Oases of Green Thinking in New Mexico

In Galisteo Basin This house, among 25 green homes featured on upcoming GreenBuilt Tour in New Mexico, includes windows made from fast-growing lyptus wood and walls built with fireproof autoclaved aerated concrete blocks.
Image Credit: Signer Harris Architects, Boston

A homes tour in the Santa Fe area features properties certified under Build Green New Mexico and LEED for Homes

The Annual GreenBuilt Tour, now in its tenth year, features 25 homes in Albuquerque, Santa Fe, Taos, and surrounding areas.
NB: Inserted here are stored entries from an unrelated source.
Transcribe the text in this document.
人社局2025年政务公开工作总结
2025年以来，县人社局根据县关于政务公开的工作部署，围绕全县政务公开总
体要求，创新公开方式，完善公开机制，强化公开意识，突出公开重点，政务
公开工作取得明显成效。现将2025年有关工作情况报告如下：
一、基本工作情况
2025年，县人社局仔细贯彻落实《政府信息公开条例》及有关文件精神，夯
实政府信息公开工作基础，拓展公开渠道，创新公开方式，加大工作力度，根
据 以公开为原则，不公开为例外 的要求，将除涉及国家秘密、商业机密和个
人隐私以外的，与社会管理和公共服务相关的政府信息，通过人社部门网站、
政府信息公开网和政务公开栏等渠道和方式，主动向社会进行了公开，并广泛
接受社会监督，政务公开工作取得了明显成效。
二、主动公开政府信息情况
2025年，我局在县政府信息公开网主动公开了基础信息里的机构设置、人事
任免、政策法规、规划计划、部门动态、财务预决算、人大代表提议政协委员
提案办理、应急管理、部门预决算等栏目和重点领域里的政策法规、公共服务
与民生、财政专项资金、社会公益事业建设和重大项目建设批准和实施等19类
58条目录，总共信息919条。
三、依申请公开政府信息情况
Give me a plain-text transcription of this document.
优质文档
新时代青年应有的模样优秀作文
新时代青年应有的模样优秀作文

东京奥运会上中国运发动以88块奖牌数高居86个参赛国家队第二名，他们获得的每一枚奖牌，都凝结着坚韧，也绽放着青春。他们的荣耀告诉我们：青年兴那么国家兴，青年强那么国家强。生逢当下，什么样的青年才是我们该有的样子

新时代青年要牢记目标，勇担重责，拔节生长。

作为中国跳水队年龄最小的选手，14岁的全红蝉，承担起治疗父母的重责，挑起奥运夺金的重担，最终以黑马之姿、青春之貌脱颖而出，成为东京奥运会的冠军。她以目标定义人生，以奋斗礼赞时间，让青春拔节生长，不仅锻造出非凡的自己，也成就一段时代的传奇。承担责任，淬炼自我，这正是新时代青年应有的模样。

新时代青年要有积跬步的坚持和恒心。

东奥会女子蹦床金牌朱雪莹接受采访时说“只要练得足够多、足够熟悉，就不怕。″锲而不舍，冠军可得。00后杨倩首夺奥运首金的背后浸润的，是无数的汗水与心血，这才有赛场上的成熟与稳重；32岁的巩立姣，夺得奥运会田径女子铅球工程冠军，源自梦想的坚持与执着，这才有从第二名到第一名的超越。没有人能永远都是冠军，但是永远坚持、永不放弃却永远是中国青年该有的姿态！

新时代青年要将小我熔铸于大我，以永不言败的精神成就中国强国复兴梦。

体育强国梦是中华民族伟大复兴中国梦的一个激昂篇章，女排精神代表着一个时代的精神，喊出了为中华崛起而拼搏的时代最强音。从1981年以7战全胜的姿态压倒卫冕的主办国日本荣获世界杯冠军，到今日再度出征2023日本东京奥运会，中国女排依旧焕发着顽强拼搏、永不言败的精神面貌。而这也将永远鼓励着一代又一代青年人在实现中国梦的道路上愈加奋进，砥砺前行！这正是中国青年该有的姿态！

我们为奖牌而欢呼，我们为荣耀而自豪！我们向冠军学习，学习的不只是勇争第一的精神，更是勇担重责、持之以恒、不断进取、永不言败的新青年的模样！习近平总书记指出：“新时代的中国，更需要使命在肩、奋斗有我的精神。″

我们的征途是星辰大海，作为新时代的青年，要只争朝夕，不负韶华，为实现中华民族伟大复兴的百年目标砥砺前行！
Scheduled for May 16 and 17, the tour is a good opportunity to inspect properties that not only earned Build Green New Mexico or LEED for Homes certification when they were completed, but have put their green amenities to the test over time.

In other words, these homes are green theory, ingenuity, and materials hard at work.

One of the stars of the tour, highlighted recently in the Santa Fe New Mexican, is a home completed in November 2007 in West Basin, a 944-acre conservation community of five homesites on the southwest edge of the Galisteo Basin Preserve.

The preserve, a 13,522-acre development and conservation project operated by the nonprofit Commonweal Conservancy, includes other housing projects, one with 20 homesites and another, 300-acre site with 950 homes and mixed-used construction. The development projects are intended to help pay for the Commonweal’s purchase of the remaining 12,000, which will remain publicly accessible open space.

The home at West Basin was the first preserve residence to be completed in the preserve, the New Mexican story notes, and it is among the most efficient, operating off the grid by virtue of its 33 PV panels and a 5.1 kW battery installation, as well as walls made with rammed earth and autoclaved aerated concrete blocks.

The home includes windows made from fast-growing lyptus wood and vigas rafters harvested from standing dead timber. The building also is equipped with water-efficient appliances and fixtures, a water-permeable driveway to prevent runoff and erosion, and features a deep butterfly roof that channels rainwater into storage tanks.

The owners worked with Signer Harris Architects, of Boston, and WoodMetalConcrete, of Santa Fe.